Chinese artists Sun Yuan and Peng Yu have found an interesting new application for an industrial robot: squeegeeing blood.
Yuan and Yu combined a Kuka robot, Cognex visual-recognition sensors and software to create "Can’t Help Myself," an examination of our increasingly automated global reality.
The robot uses sensors to detect when the blood flows too far and then uses the end effector to shovel it back into place — they literally call it a shovel.
It's a bloodbath in that box, as it leaves stains on the floor and spatter on the walls. According to the artists, the blood is actually cellulose ether, a rather complicated product made with wood or cotton fiber, combined with colored water.
The art installation was originally commissioned by the Guggenheim Museum, but you can now check it out at the Venice Art Biennale 2019 in Italy. Titled "May You Live in Interesting Times," the exhibit runs through November 24, and while you’re there, you can also check out the fake indoor beach (sun & sea). Fake beach, real people, indoors.

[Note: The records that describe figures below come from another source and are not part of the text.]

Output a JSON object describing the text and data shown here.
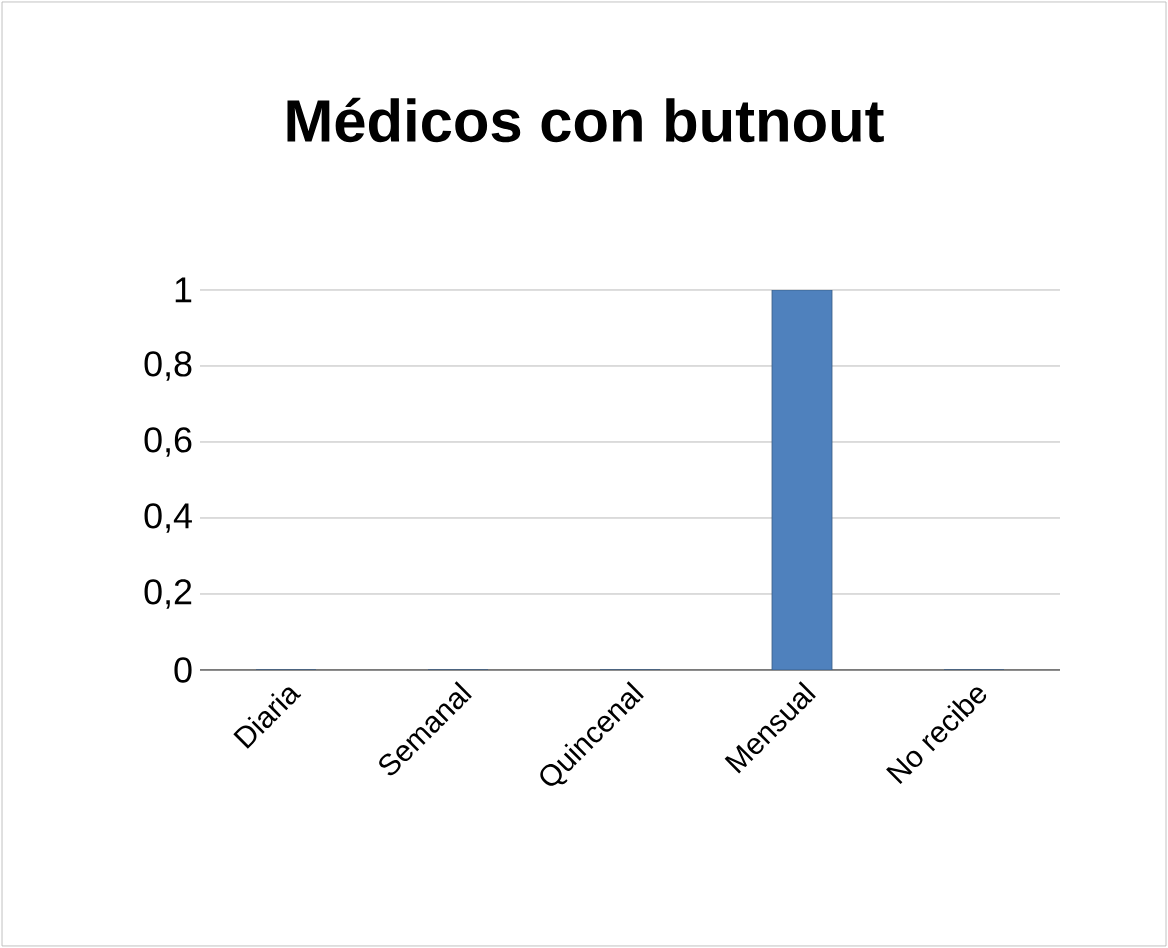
{
  "chart_data": {
    "type": "bar",
    "title": "Médicos con butnout",
    "categories": [
      "Diaria",
      "Semanal",
      "Quincenal",
      "Mensual",
      "No recibe"
    ],
    "values": [
      0,
      0,
      0,
      1,
      0
    ],
    "color": "#4f81bd",
    "ylim": [
      0,
      1
    ],
    "yticks": [
      0,
      {
        "value": 0.2,
        "label": "0,2"
      },
      {
        "value": 0.4,
        "label": "0,4"
      },
      {
        "value": 0.6,
        "label": "0,6"
      },
      {
        "value": 0.8,
        "label": "0,8"
      },
      1
    ],
    "grid": "y"
  }
}
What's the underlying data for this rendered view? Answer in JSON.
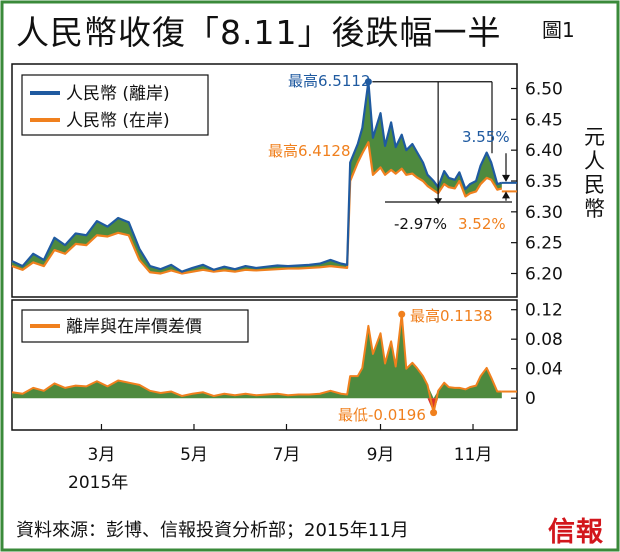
{
  "title": "人民幣收復「8.11」後跌幅一半",
  "figure_label": "圖1",
  "source": "資料來源：彭博、信報投資分析部；2015年11月",
  "logo": "信報",
  "colors": {
    "offshore": "#1f5aa0",
    "onshore": "#f0801e",
    "fill_green": "#4e8a3e",
    "fill_red": "#d9322c",
    "green_line": "#2c7a3a",
    "frame": "#111111"
  },
  "chart_data": [
    {
      "type": "line",
      "legend_position": "top-left",
      "ylim": [
        6.17,
        6.53
      ],
      "yticks": [
        "6.50",
        "6.45",
        "6.40",
        "6.35",
        "6.30",
        "6.25",
        "6.20"
      ],
      "ylabel": "元人民幣",
      "x_range": [
        "2015-01-01",
        "2015-11-30"
      ],
      "series": [
        {
          "name": "人民幣 (離岸)",
          "color": "#1f5aa0",
          "x": [
            "2015-01-01",
            "2015-01-08",
            "2015-01-15",
            "2015-01-22",
            "2015-01-29",
            "2015-02-05",
            "2015-02-12",
            "2015-02-19",
            "2015-02-26",
            "2015-03-05",
            "2015-03-12",
            "2015-03-19",
            "2015-03-26",
            "2015-04-02",
            "2015-04-09",
            "2015-04-16",
            "2015-04-23",
            "2015-04-30",
            "2015-05-07",
            "2015-05-14",
            "2015-05-21",
            "2015-05-28",
            "2015-06-04",
            "2015-06-11",
            "2015-06-18",
            "2015-06-25",
            "2015-07-02",
            "2015-07-09",
            "2015-07-16",
            "2015-07-23",
            "2015-07-30",
            "2015-08-06",
            "2015-08-10",
            "2015-08-12",
            "2015-08-17",
            "2015-08-20",
            "2015-08-24",
            "2015-08-27",
            "2015-09-01",
            "2015-09-04",
            "2015-09-08",
            "2015-09-11",
            "2015-09-15",
            "2015-09-18",
            "2015-09-22",
            "2015-09-25",
            "2015-09-29",
            "2015-10-02",
            "2015-10-06",
            "2015-10-09",
            "2015-10-13",
            "2015-10-16",
            "2015-10-20",
            "2015-10-23",
            "2015-10-27",
            "2015-10-30",
            "2015-11-03",
            "2015-11-06",
            "2015-11-10",
            "2015-11-13",
            "2015-11-17",
            "2015-11-20"
          ],
          "y": [
            6.22,
            6.212,
            6.232,
            6.222,
            6.258,
            6.246,
            6.265,
            6.262,
            6.285,
            6.276,
            6.29,
            6.283,
            6.24,
            6.212,
            6.207,
            6.214,
            6.203,
            6.209,
            6.214,
            6.206,
            6.211,
            6.207,
            6.212,
            6.209,
            6.211,
            6.213,
            6.212,
            6.213,
            6.214,
            6.216,
            6.222,
            6.216,
            6.214,
            6.38,
            6.41,
            6.436,
            6.511,
            6.42,
            6.46,
            6.407,
            6.445,
            6.405,
            6.425,
            6.4,
            6.41,
            6.397,
            6.38,
            6.36,
            6.35,
            6.34,
            6.366,
            6.355,
            6.352,
            6.364,
            6.337,
            6.345,
            6.35,
            6.375,
            6.396,
            6.38,
            6.345,
            6.347
          ]
        },
        {
          "name": "人民幣 (在岸)",
          "color": "#f0801e",
          "x": [
            "2015-01-01",
            "2015-01-08",
            "2015-01-15",
            "2015-01-22",
            "2015-01-29",
            "2015-02-05",
            "2015-02-12",
            "2015-02-19",
            "2015-02-26",
            "2015-03-05",
            "2015-03-12",
            "2015-03-19",
            "2015-03-26",
            "2015-04-02",
            "2015-04-09",
            "2015-04-16",
            "2015-04-23",
            "2015-04-30",
            "2015-05-07",
            "2015-05-14",
            "2015-05-21",
            "2015-05-28",
            "2015-06-04",
            "2015-06-11",
            "2015-06-18",
            "2015-06-25",
            "2015-07-02",
            "2015-07-09",
            "2015-07-16",
            "2015-07-23",
            "2015-07-30",
            "2015-08-06",
            "2015-08-10",
            "2015-08-12",
            "2015-08-17",
            "2015-08-20",
            "2015-08-24",
            "2015-08-27",
            "2015-09-01",
            "2015-09-04",
            "2015-09-08",
            "2015-09-11",
            "2015-09-15",
            "2015-09-18",
            "2015-09-22",
            "2015-09-25",
            "2015-09-29",
            "2015-10-02",
            "2015-10-06",
            "2015-10-09",
            "2015-10-13",
            "2015-10-16",
            "2015-10-20",
            "2015-10-23",
            "2015-10-27",
            "2015-10-30",
            "2015-11-03",
            "2015-11-06",
            "2015-11-10",
            "2015-11-13",
            "2015-11-17",
            "2015-11-20"
          ],
          "y": [
            6.212,
            6.206,
            6.218,
            6.212,
            6.238,
            6.232,
            6.248,
            6.246,
            6.262,
            6.26,
            6.266,
            6.262,
            6.222,
            6.202,
            6.2,
            6.205,
            6.2,
            6.203,
            6.206,
            6.203,
            6.205,
            6.203,
            6.206,
            6.205,
            6.206,
            6.207,
            6.208,
            6.208,
            6.209,
            6.21,
            6.212,
            6.21,
            6.209,
            6.35,
            6.38,
            6.395,
            6.4128,
            6.36,
            6.372,
            6.36,
            6.368,
            6.362,
            6.37,
            6.36,
            6.362,
            6.356,
            6.35,
            6.342,
            6.335,
            6.33,
            6.345,
            6.34,
            6.338,
            6.35,
            6.325,
            6.33,
            6.333,
            6.345,
            6.355,
            6.352,
            6.336,
            6.338
          ]
        }
      ],
      "annotations": {
        "offshore_high": "最高6.5112",
        "onshore_high": "最高6.4128",
        "offshore_change": "3.55%",
        "offshore_retrace": "-2.97%",
        "onshore_change": "3.52%"
      }
    },
    {
      "type": "area",
      "ylim": [
        -0.035,
        0.125
      ],
      "yticks": [
        "0.12",
        "0.08",
        "0.04",
        "0"
      ],
      "series": [
        {
          "name": "離岸與在岸價差價",
          "color": "#f0801e",
          "x": [
            "2015-01-01",
            "2015-01-08",
            "2015-01-15",
            "2015-01-22",
            "2015-01-29",
            "2015-02-05",
            "2015-02-12",
            "2015-02-19",
            "2015-02-26",
            "2015-03-05",
            "2015-03-12",
            "2015-03-19",
            "2015-03-26",
            "2015-04-02",
            "2015-04-09",
            "2015-04-16",
            "2015-04-23",
            "2015-04-30",
            "2015-05-07",
            "2015-05-14",
            "2015-05-21",
            "2015-05-28",
            "2015-06-04",
            "2015-06-11",
            "2015-06-18",
            "2015-06-25",
            "2015-07-02",
            "2015-07-09",
            "2015-07-16",
            "2015-07-23",
            "2015-07-30",
            "2015-08-06",
            "2015-08-10",
            "2015-08-12",
            "2015-08-17",
            "2015-08-20",
            "2015-08-24",
            "2015-08-27",
            "2015-09-01",
            "2015-09-04",
            "2015-09-08",
            "2015-09-11",
            "2015-09-15",
            "2015-09-18",
            "2015-09-22",
            "2015-09-25",
            "2015-09-29",
            "2015-10-02",
            "2015-10-06",
            "2015-10-09",
            "2015-10-13",
            "2015-10-16",
            "2015-10-20",
            "2015-10-23",
            "2015-10-27",
            "2015-10-30",
            "2015-11-03",
            "2015-11-06",
            "2015-11-10",
            "2015-11-13",
            "2015-11-17",
            "2015-11-20"
          ],
          "y": [
            0.008,
            0.006,
            0.014,
            0.01,
            0.02,
            0.014,
            0.017,
            0.016,
            0.023,
            0.016,
            0.024,
            0.021,
            0.018,
            0.01,
            0.007,
            0.009,
            0.003,
            0.006,
            0.008,
            0.003,
            0.006,
            0.004,
            0.006,
            0.004,
            0.005,
            0.006,
            0.004,
            0.005,
            0.005,
            0.006,
            0.01,
            0.006,
            0.005,
            0.03,
            0.03,
            0.041,
            0.098,
            0.06,
            0.088,
            0.047,
            0.077,
            0.043,
            0.1138,
            0.04,
            0.048,
            0.041,
            0.03,
            0.018,
            -0.0196,
            0.01,
            0.021,
            0.015,
            0.014,
            0.014,
            0.012,
            0.015,
            0.017,
            0.03,
            0.041,
            0.028,
            0.009,
            0.009
          ]
        }
      ],
      "annotations": {
        "spread_high": "最高0.1138",
        "spread_low": "最低-0.0196"
      }
    }
  ],
  "x_axis": {
    "ticks": [
      {
        "label": "3月",
        "date": "2015-03-01"
      },
      {
        "label": "5月",
        "date": "2015-05-01"
      },
      {
        "label": "7月",
        "date": "2015-07-01"
      },
      {
        "label": "9月",
        "date": "2015-09-01"
      },
      {
        "label": "11月",
        "date": "2015-11-01"
      }
    ],
    "year_label": "2015年"
  }
}
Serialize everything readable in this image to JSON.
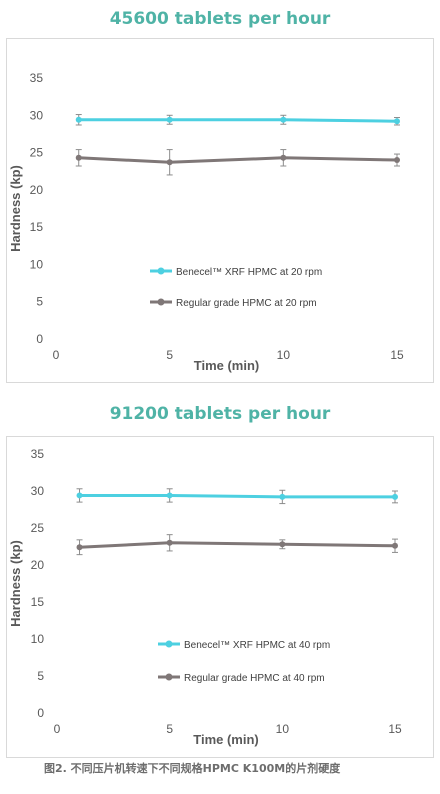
{
  "chart_data": [
    {
      "type": "line",
      "title": "45600 tablets per hour",
      "xlabel": "Time (min)",
      "ylabel": "Hardness (kp)",
      "xlim": [
        0,
        15
      ],
      "ylim": [
        0,
        35
      ],
      "xticks": [
        0,
        5,
        10,
        15
      ],
      "yticks": [
        0,
        5,
        10,
        15,
        20,
        25,
        30,
        35
      ],
      "grid": false,
      "legend_position": "center-right",
      "series": [
        {
          "name": "Benecel™ XRF HPMC at 20 rpm",
          "color": "#4dd0e1",
          "x": [
            1,
            5,
            10,
            15
          ],
          "y": [
            29.4,
            29.4,
            29.4,
            29.2
          ],
          "err": [
            0.7,
            0.6,
            0.6,
            0.5
          ]
        },
        {
          "name": "Regular grade HPMC at 20 rpm",
          "color": "#7f7777",
          "x": [
            1,
            5,
            10,
            15
          ],
          "y": [
            24.3,
            23.7,
            24.3,
            24.0
          ],
          "err": [
            1.1,
            1.7,
            1.1,
            0.8
          ]
        }
      ]
    },
    {
      "type": "line",
      "title": "91200 tablets per hour",
      "xlabel": "Time (min)",
      "ylabel": "Hardness (kp)",
      "xlim": [
        0,
        15
      ],
      "ylim": [
        0,
        35
      ],
      "xticks": [
        0,
        5,
        10,
        15
      ],
      "yticks": [
        0,
        5,
        10,
        15,
        20,
        25,
        30,
        35
      ],
      "grid": false,
      "legend_position": "center-right",
      "series": [
        {
          "name": "Benecel™ XRF HPMC at 40 rpm",
          "color": "#4dd0e1",
          "x": [
            1,
            5,
            10,
            15
          ],
          "y": [
            29.4,
            29.4,
            29.2,
            29.2
          ],
          "err": [
            0.9,
            0.9,
            0.9,
            0.8
          ]
        },
        {
          "name": "Regular grade HPMC at 40 rpm",
          "color": "#7f7777",
          "x": [
            1,
            5,
            10,
            15
          ],
          "y": [
            22.4,
            23.0,
            22.8,
            22.6
          ],
          "err": [
            1.0,
            1.1,
            0.6,
            0.9
          ]
        }
      ]
    }
  ],
  "caption": "图2. 不同压片机转速下不同规格HPMC K100M的片剂硬度"
}
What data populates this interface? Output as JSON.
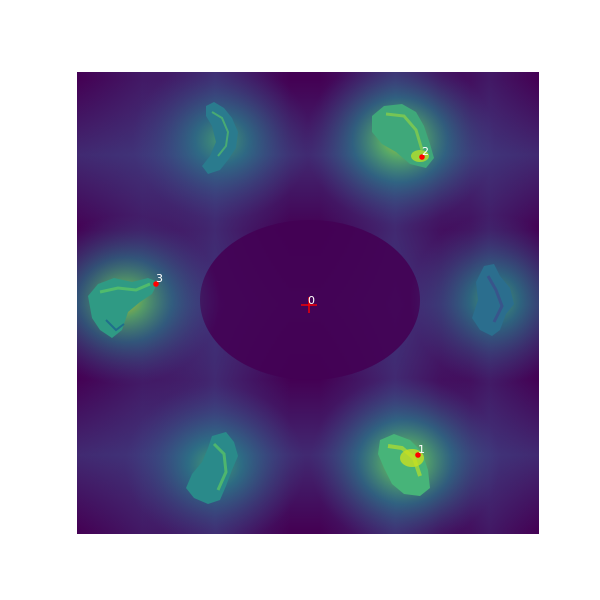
{
  "figure": {
    "type": "heatmap-canvas",
    "colormap": "viridis",
    "colors": {
      "background": "#440154",
      "low": "#46327e",
      "mid": "#277f8e",
      "high": "#4ac16d",
      "peak": "#c8e020",
      "marker": "#ff0000",
      "label": "#ffffff"
    }
  },
  "keypoints": [
    {
      "id": "0",
      "label": "0",
      "kind": "cross"
    },
    {
      "id": "1",
      "label": "1",
      "kind": "dot"
    },
    {
      "id": "2",
      "label": "2",
      "kind": "dot"
    },
    {
      "id": "3",
      "label": "3",
      "kind": "dot"
    }
  ],
  "objects": [
    {
      "name": "top-left-object-silhouette"
    },
    {
      "name": "top-right-object-silhouette"
    },
    {
      "name": "left-object-silhouette"
    },
    {
      "name": "right-object-silhouette"
    },
    {
      "name": "bottom-left-object-silhouette"
    },
    {
      "name": "bottom-right-object-silhouette"
    }
  ]
}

The pair is known for blending technology with art to create visceral installations and works meant to provoke startling and contemplative emotions, like the “Angel" sculpture of a dead angel outfitted with large roasted chicken wings, and Old Persons Home, in which 13 life-sized sculptures modeled after aged world leaders ride 13 dynamoelectric wheelchairs and continue to slam into one-another.